Two practical checks before you proceed: ask any prospective practitioner whether they have specific experience with tinnitus patients, and avoid any practitioner who promises to eliminate the sound or uses language like “cure.” That’s not what the evidence supports, and it’s a sign of either poor knowledge or poor ethics.
The bottom line
The evidence for hypnotherapy in tinnitus is genuinely thin. The only controlled trial found no effect on the sound itself, no RCT has been conducted in over 20 years, and no major guideline recommends it. The observational data shows that some patients report reduced distress, but those studies can’t rule out natural fluctuation or placebo response as the cause.
None of that means hypnotherapy has nothing to offer. The relaxation and stress-reduction effects are real, and for people with tinnitus where anxiety and sleep disruption are amplifying their experience of the sound, those effects may translate into genuine relief. The problem is that the same benefits are available from treatments with stronger evidence: CBT in particular has demonstrated distress reduction in controlled trials involving thousands of patients.

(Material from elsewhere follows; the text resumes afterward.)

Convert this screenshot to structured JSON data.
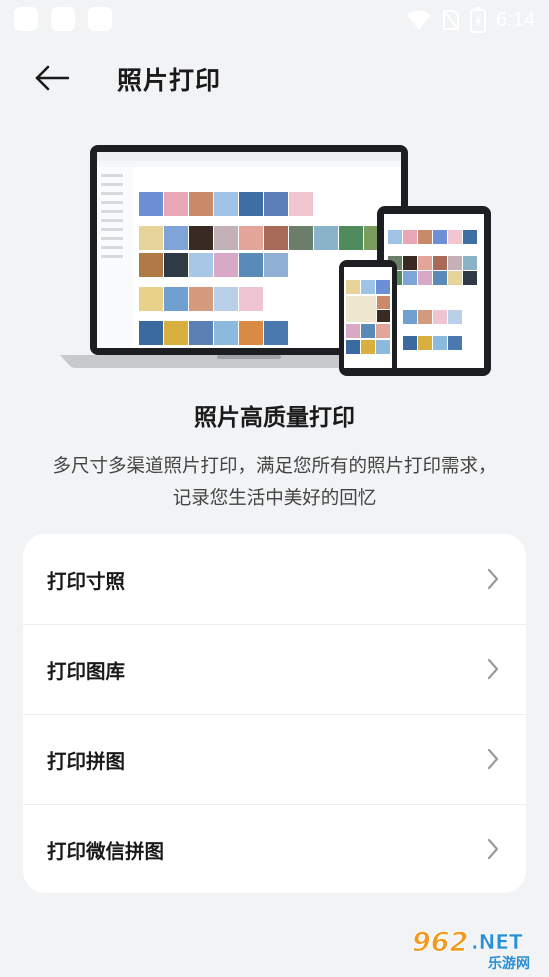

If you haven’t yet seen an audiologist or ENT specialist, that’s the right first step. From there, evidence-backed options including CBT, TRT, and sound therapy give you the best-supported starting points. If you’ve already explored those routes and want to try hypnotherapy as a complement rather than a replacement, that’s a reasonable choice, provided you have realistic expectations and a qualified practitioner. Going in hoping to quiet the sound is likely to disappoint. Going in hoping to carry it more lightly may not.